- theatrical release poster
- Directed by: Gabriel Pascal
- Screenplay by: George Bernard Shaw Marjorie Deans
- Based on: Caesar and Cleopatra 1901 play by George Bernard Shaw
- Produced by: Gabriel Pascal
- Starring: Vivien Leigh; Claude Rains; Stewart Granger; Flora Robson; Francis L. Sullivan;
- Cinematography: F. A. Young Robert Krasker Jack Hildyard Jack Cardiff
- Edited by: Frederick Wilson
- Music by: Georges Auric
- Production company: Gabriel Pascal Productions
- Distributed by: Eagle-Lion Films (UK) United Artists (US)
- Release dates: 11 December 1945 (London); 6 September 1946 (U.S.); 16 September 1946 (UK);
- Running time: 128 minutes (UK) 123 minutes (US)
- Country: United Kingdom
- Language: English
- Budget: £1.3 million
- Box office: £1 million

= Caesar and Cleopatra (film) =

1945 film by Gabriel Pascal

Caesar and Cleopatra is a 1945 British historical romantic film directed by Gabriel Pascal which was a film adaptation of George Bernard Shaw's 1901 play of the same title.
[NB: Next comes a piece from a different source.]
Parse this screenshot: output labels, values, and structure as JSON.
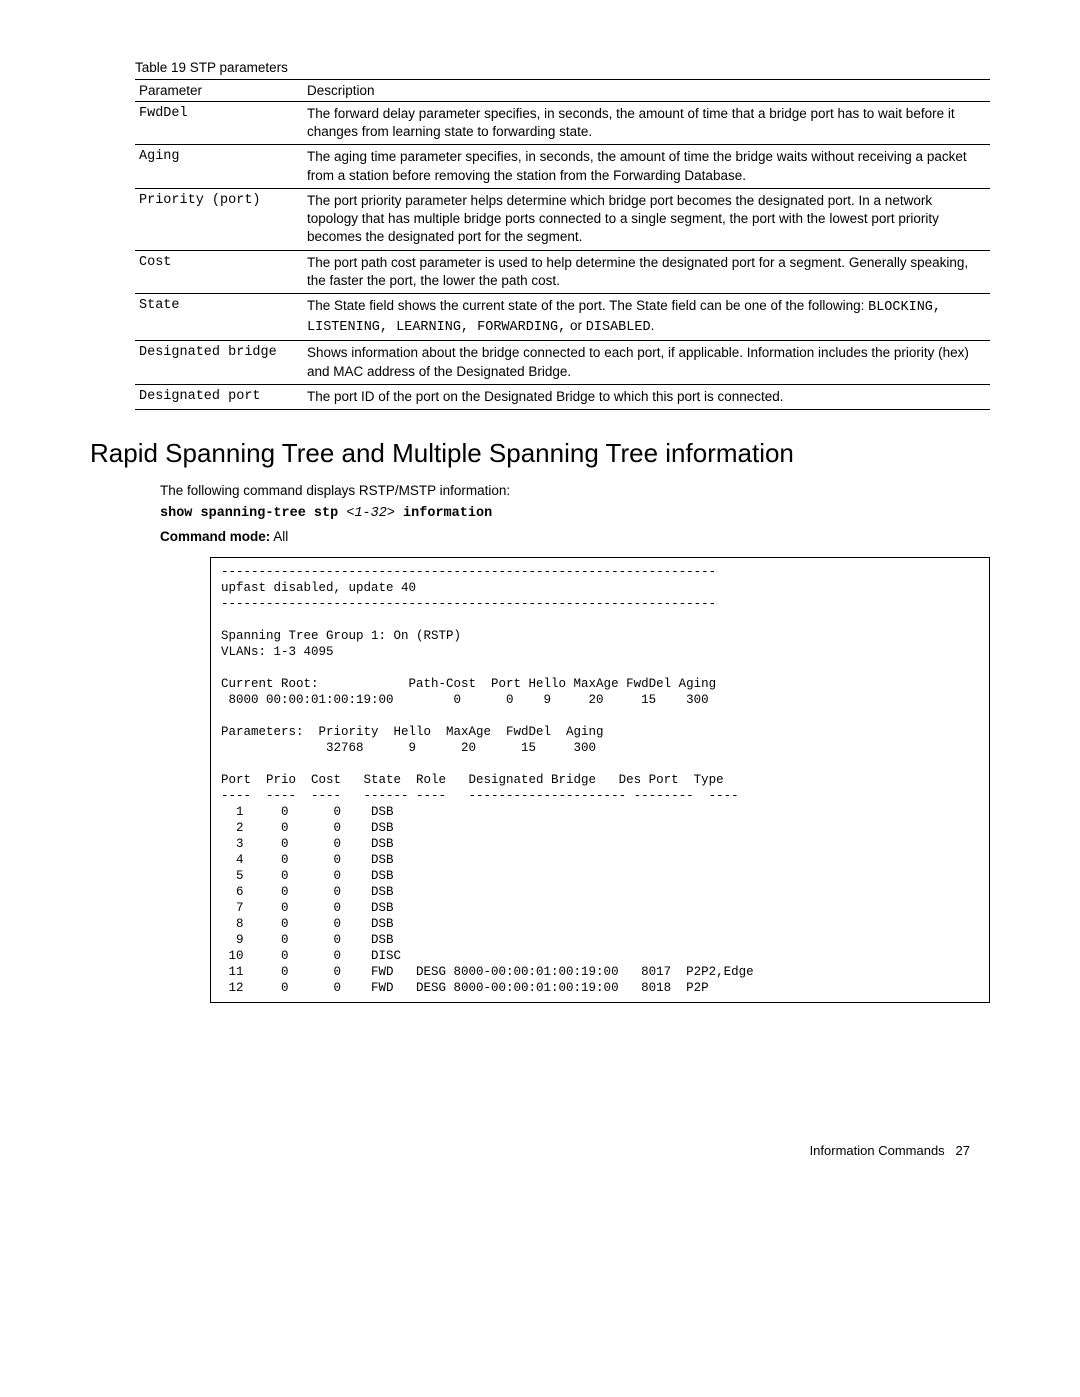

The film stars Vivien Leigh and Claude Rains in the title roles. Some scenes were directed by Brian Desmond Hurst, who took no formal credit. The picture was produced by Independent Producers and Pascal Film Productions and distributed by Eagle-Lion Distributors.

Upon release, Caesar and Cleopatra failed to earn back its colossal budget. John Bryan was nominated for an Oscar for Best Art Direction.

==Plot==
It is a largely-faithful adaptation of Shaw's play, with no significant cuts or alterations to the original text.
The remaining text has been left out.